COLLECT is deliberately not a hard function to write (and it's even less so without /INTO complicating it!) You can roll your own emitter very easily:
result: copy ""
emit: specialize 'append [series: result]
Now your EMIT has /ONLY and /DUP and /LINE and /PART. That was quick. But what if we wanted to have a different return than result
that we've accumulated so far (which APPEND returns). How about an ENCLOSE?
result: copy ""
emit: enclose (specialize 'append [series: result]) func [f [frame!]] [
f/value: to-text f/value ;-- will be return result due to ELIDE
elide do f ;-- runs the append (F/VALUE unavailable after DO F)
]
So now your emit [A B C]
gives you "ABC" as a result, the part of the string it added. Sky's the limit.
And that's why you shouldn't shed a tear for the folding /INTO
Summarized simply:
It will always be clearer and more powerful to to express a string-targeting COLLECT/INTO as a block-targeting collect with operations that then process that accumulated block.

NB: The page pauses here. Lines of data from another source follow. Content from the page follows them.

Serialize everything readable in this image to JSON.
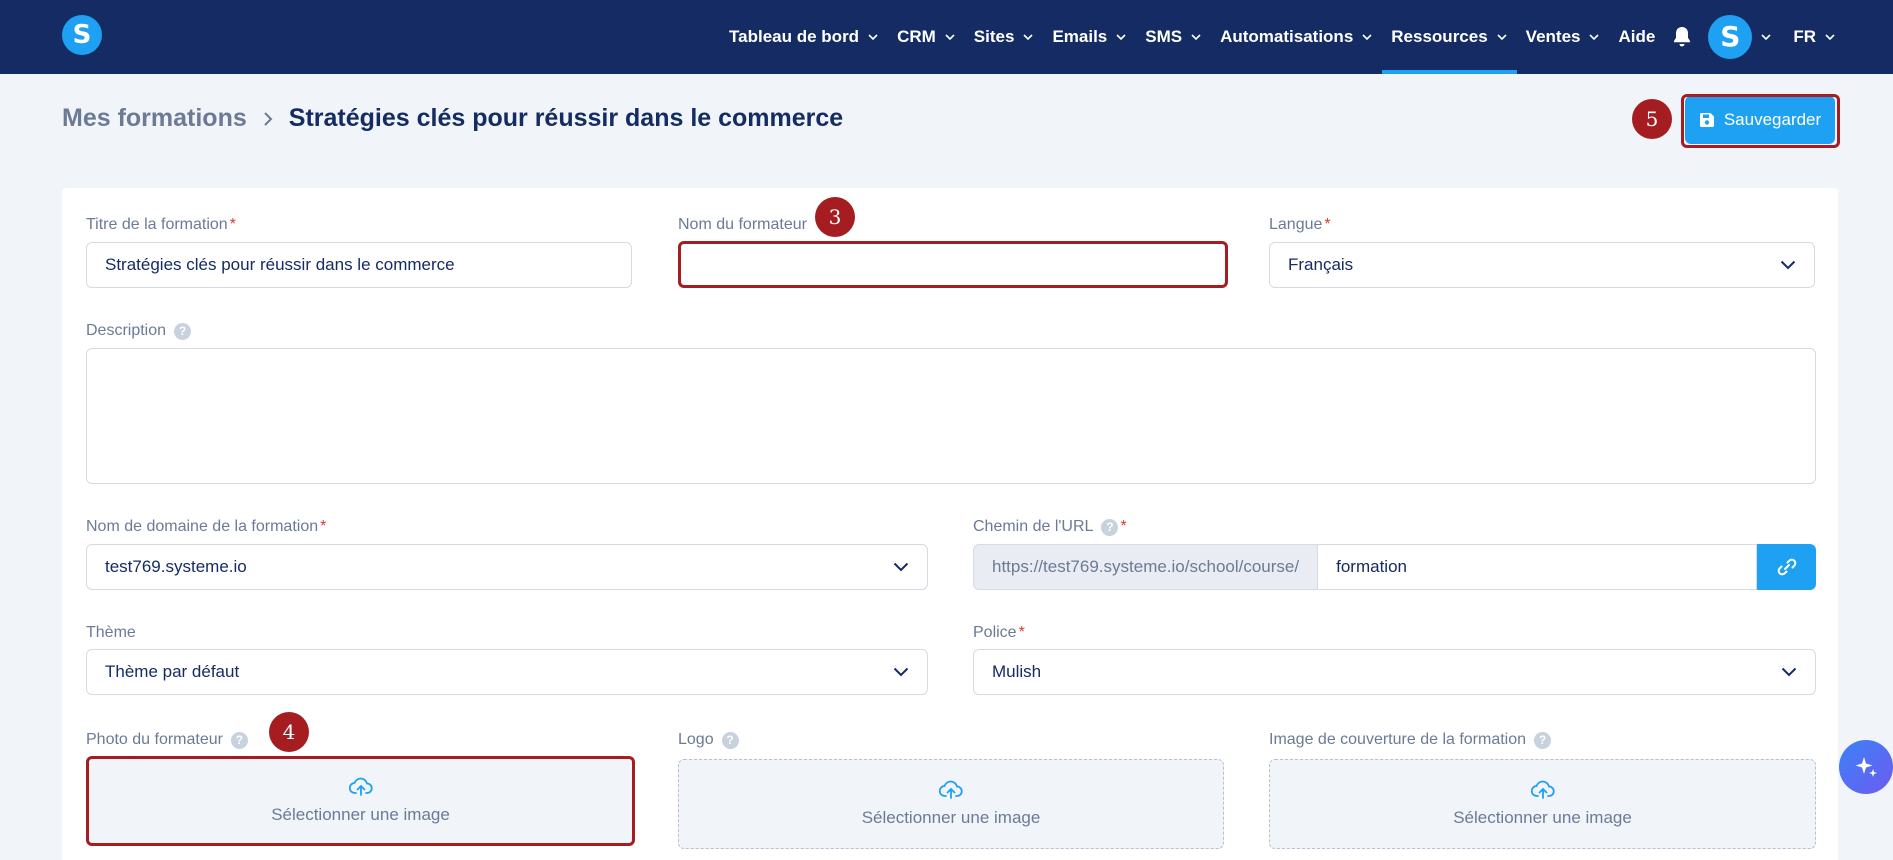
{
  "nav": {
    "logo_letter": "S",
    "items": [
      {
        "label": "Tableau de bord"
      },
      {
        "label": "CRM"
      },
      {
        "label": "Sites"
      },
      {
        "label": "Emails"
      },
      {
        "label": "SMS"
      },
      {
        "label": "Automatisations"
      },
      {
        "label": "Ressources",
        "active": true
      },
      {
        "label": "Ventes"
      },
      {
        "label": "Aide"
      }
    ],
    "avatar_letter": "S",
    "language": "FR"
  },
  "header": {
    "breadcrumb_parent": "Mes formations",
    "breadcrumb_current": "Stratégies clés pour réussir dans le commerce",
    "save_label": "Sauvegarder"
  },
  "markers": {
    "trainer_name": "3",
    "trainer_photo": "4",
    "save": "5"
  },
  "form": {
    "title_label": "Titre de la formation",
    "title_value": "Stratégies clés pour réussir dans le commerce",
    "trainer_label": "Nom du formateur",
    "trainer_value": "",
    "language_label": "Langue",
    "language_value": "Français",
    "description_label": "Description",
    "domain_label": "Nom de domaine de la formation",
    "domain_value": "test769.systeme.io",
    "url_label": "Chemin de l'URL",
    "url_prefix": "https://test769.systeme.io/school/course/",
    "url_value": "formation",
    "theme_label": "Thème",
    "theme_value": "Thème par défaut",
    "font_label": "Police",
    "font_value": "Mulish",
    "photo_label": "Photo du formateur",
    "logo_label": "Logo",
    "cover_label": "Image de couverture de la formation",
    "select_image": "Sélectionner une image",
    "required_mark": "*",
    "help_mark": "?"
  },
  "colors": {
    "nav_bg": "#142c63",
    "accent": "#1ea1f3",
    "marker": "#a51d21"
  },
  "icons": [
    "bell-icon",
    "chevron-down-icon",
    "save-icon",
    "link-icon",
    "upload-cloud-icon",
    "sparkle-icon"
  ]
}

Thus, the only reason you would have ever favored a string-targeting COLLECT/INTO would be if your problem was one of performance or scale such that holding that intermediate block (and elements it holds) would be excessive. But anyone in that situation probably has complex needs that the limited COLLECT/INTO behavior wouldn't meet anyway!
So it's better to have people learn how to use the powerful tools for designing COLLECT-like abstractions themselves and keep COLLECT simple.
So you shouldn't miss it, nor should you be missing the following bugs, all of which are now "resolved" in Ren-C:
- #2081 Make REDUCE/INTO and COMPOSE/INTO work when targeting any-string
- #2061 REDUCE/into of non-block doesn't insert into target
- #2062 COMPOSE/into of non-block doesn't insert into target
- #1748 REDUCE/into and COMPOSE/into bypass PROTECT #1748
- #620 EXTRACT /into buffer option #620
- #623 READ /into buffer option. #623
- #709 MAP-EACH /into buffer option
- #621 Change COLLECT /into option to use insert semantics
And you can see why I call it a virus. It's not adding functionality, but all of a sudden here it is being tacked on to everything and anything.